Mr. Trump, now the nation’s foremost climate change skeptic, seems to be at odds with three of his key Cabinet nominees on the science of global warming. Despite that, his past statements calling climate change a hoax and his administration’s crackdown this week on federal agencies that have highlighted the issue on social media in recent days underscore how the White House will control the message and the policy on the issue.

While Cabinet nominees such as former Texas Gov. Rick Perry, Oklahoma Attorney General Scott Pruitt and Rep. Ryan Zinke — the proposed heads of the Energy Department, the Environmental Protection Agency and the Interior Department, respectively — told Senate panels last week that they believe climate change is real and that human activity has helped cause it, analysts say their opinions matter little.

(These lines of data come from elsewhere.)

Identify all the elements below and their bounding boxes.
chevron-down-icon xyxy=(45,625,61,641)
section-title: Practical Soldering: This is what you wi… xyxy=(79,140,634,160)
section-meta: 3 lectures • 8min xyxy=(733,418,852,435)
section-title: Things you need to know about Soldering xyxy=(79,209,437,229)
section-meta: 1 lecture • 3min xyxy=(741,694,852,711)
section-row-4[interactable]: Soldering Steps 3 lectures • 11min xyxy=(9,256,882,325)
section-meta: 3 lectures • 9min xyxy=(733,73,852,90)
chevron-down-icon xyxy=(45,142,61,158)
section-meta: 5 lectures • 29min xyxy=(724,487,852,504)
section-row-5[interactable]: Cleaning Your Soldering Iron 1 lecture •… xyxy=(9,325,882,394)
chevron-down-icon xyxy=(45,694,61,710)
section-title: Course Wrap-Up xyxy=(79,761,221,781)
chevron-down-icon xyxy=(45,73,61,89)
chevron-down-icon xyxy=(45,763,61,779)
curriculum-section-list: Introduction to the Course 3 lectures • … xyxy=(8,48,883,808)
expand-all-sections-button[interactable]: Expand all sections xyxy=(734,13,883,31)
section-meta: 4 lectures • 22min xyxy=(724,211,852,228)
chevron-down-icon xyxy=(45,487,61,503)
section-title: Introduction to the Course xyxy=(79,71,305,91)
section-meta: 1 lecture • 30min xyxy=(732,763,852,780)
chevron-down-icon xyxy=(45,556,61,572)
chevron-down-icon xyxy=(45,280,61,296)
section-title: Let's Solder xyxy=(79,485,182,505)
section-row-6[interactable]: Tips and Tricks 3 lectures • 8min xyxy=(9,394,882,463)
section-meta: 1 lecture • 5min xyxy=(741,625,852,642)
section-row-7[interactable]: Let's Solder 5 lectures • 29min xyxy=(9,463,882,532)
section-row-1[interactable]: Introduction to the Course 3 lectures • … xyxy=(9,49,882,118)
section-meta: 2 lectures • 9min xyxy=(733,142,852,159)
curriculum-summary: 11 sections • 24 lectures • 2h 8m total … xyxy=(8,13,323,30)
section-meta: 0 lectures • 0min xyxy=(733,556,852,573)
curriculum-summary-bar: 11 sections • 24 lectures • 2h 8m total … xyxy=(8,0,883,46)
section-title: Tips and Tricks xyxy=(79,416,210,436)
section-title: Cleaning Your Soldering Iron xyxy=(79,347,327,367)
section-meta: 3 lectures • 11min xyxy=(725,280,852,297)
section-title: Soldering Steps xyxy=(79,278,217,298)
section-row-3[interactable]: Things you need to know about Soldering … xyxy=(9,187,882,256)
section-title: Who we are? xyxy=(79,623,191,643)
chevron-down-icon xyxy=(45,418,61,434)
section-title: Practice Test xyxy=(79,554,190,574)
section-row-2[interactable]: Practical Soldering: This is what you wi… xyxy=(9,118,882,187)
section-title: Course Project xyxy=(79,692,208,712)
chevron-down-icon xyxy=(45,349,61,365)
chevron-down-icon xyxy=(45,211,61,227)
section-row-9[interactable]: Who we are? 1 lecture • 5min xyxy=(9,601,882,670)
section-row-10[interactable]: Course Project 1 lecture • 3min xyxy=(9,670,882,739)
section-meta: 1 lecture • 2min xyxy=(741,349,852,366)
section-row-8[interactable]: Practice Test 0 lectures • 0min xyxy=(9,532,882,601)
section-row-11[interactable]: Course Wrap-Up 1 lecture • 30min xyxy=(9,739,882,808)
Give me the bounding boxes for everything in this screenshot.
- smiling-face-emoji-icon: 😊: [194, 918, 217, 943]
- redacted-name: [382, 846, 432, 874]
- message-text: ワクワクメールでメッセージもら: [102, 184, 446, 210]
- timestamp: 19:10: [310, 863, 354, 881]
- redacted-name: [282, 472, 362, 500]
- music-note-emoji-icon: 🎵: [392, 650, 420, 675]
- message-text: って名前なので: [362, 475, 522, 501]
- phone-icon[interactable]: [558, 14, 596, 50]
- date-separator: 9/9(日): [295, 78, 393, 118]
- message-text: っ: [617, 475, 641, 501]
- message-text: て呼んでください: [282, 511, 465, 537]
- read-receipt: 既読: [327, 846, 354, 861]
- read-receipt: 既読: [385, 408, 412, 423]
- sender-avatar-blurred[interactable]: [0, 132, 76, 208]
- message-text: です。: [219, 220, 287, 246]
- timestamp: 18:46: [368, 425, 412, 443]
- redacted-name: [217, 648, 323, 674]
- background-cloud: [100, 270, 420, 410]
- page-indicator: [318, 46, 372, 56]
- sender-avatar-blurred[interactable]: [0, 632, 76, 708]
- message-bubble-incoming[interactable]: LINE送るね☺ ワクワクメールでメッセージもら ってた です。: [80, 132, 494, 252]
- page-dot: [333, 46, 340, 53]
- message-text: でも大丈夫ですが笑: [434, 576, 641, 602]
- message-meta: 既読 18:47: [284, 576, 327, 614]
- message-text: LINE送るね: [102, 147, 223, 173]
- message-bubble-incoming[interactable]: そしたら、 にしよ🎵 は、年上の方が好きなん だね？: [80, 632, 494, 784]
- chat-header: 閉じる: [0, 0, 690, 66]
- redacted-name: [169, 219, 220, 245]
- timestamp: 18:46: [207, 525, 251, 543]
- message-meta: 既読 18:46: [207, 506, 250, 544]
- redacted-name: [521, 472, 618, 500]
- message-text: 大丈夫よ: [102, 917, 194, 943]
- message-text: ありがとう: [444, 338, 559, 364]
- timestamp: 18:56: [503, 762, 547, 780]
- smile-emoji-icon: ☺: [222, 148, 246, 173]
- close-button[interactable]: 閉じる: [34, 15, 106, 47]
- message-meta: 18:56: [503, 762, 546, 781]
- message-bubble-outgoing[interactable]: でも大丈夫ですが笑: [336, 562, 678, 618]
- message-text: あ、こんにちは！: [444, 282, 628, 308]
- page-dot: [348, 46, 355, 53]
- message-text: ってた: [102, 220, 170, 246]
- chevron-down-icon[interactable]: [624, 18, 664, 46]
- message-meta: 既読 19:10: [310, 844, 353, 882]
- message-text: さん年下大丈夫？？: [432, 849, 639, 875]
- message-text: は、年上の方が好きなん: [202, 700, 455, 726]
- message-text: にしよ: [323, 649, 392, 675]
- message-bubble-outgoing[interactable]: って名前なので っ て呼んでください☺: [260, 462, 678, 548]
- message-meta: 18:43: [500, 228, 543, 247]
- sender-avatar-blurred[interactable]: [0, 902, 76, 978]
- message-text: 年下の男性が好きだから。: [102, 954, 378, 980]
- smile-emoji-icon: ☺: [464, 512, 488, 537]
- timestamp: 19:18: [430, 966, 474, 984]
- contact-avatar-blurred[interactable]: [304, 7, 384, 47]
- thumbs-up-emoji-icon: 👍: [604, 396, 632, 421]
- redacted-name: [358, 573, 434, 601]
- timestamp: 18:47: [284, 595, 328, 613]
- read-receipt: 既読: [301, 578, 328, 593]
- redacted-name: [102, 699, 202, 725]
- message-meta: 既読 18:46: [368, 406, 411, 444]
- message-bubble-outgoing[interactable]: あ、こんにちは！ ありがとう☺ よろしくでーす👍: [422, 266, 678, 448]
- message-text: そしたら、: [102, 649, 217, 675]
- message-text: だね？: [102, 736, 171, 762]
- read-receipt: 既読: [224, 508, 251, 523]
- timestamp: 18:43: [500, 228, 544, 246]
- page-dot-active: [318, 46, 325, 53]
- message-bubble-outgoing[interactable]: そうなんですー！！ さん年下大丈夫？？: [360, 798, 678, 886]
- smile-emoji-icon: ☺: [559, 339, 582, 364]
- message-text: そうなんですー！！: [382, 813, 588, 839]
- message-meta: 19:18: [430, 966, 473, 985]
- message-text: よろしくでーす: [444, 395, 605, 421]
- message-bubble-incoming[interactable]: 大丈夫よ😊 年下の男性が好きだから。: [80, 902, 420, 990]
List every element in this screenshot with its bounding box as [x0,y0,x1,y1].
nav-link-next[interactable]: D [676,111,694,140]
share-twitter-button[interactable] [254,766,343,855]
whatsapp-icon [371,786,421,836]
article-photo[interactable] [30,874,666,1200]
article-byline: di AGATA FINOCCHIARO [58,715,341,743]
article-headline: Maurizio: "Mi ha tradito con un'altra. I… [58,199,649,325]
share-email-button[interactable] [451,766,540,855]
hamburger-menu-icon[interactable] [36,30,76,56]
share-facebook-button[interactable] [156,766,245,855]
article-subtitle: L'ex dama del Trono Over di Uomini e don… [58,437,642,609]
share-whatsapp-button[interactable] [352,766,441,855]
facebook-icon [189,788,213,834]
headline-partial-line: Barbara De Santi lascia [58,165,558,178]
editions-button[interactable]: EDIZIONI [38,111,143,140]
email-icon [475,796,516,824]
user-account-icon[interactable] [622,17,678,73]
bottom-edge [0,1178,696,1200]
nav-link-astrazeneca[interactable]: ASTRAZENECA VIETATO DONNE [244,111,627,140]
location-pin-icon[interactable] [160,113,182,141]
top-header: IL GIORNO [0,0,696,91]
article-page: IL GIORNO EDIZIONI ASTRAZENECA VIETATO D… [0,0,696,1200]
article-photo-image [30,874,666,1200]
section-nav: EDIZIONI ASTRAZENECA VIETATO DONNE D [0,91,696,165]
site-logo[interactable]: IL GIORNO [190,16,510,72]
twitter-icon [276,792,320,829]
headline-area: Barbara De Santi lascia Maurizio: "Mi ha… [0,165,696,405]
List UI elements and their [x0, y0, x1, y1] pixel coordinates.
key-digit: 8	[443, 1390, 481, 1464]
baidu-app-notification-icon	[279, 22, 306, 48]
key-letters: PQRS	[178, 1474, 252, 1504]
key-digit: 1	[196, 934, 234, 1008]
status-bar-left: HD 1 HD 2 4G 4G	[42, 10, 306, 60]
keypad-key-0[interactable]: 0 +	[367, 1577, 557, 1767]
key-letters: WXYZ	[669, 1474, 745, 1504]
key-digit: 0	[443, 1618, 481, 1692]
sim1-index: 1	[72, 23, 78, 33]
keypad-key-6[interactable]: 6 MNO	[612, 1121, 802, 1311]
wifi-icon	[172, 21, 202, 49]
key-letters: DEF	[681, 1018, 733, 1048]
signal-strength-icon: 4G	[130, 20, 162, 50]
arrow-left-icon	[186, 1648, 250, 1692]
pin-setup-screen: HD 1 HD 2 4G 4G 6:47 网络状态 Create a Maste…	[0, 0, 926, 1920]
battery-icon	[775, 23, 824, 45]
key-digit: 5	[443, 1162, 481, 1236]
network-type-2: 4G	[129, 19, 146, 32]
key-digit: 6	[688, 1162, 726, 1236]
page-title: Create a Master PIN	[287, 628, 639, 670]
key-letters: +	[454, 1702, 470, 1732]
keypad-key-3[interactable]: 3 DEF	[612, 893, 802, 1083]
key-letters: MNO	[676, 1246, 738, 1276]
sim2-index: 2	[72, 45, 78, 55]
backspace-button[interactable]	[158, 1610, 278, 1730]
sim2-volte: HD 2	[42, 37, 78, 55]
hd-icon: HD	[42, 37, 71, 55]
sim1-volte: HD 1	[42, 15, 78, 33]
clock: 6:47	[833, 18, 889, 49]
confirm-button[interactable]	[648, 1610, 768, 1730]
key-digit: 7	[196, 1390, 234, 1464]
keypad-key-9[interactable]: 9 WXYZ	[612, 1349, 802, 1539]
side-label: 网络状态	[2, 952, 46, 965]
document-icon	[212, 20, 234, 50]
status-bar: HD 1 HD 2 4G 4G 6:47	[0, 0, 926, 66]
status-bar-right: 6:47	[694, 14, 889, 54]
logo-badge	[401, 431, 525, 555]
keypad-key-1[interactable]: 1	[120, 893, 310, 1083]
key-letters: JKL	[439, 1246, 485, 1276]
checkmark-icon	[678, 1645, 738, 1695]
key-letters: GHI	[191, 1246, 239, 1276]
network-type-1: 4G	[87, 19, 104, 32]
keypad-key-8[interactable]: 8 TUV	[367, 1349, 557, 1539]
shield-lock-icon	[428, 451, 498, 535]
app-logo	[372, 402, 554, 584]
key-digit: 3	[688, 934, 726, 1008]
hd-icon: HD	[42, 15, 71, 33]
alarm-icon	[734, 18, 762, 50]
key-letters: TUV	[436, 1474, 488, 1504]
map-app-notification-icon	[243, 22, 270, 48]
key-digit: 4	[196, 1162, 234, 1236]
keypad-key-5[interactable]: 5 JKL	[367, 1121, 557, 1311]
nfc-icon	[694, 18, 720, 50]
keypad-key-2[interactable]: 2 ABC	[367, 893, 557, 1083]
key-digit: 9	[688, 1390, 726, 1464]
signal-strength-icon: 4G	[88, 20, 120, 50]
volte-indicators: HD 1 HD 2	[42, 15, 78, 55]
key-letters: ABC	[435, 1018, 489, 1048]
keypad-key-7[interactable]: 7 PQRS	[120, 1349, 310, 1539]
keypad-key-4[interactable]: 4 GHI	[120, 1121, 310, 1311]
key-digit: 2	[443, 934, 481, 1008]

“They can influence, they can put the arguments forward, they can try and give [Mr. Trump] counsel. But at the end of the day, it’s up to him. They weren’t elected. He was,” said Christine Todd Whitman, former New Jersey governor and head of the EPA under former President George W. Bush. “At the end of the day, it’s what the president wants.”

In 2012 and 2013, Mr. Trump called climate change a hoax perpetrated by the Chinese, and he continued casting doubt on the concept of global warming throughout his presidential campaign.

His administration has kept up that approach during its first few days, ordering officials at the Badlands National Park to delete a series of tweets Tuesday that repeated scientific facts related to climate change. White House spokesman Sean Spicer said some of the offending tweets have been taken down for violating the agencies’ own social media policies, but reports say the National Park Service and other agencies have been told not to tweet about the global warming issue.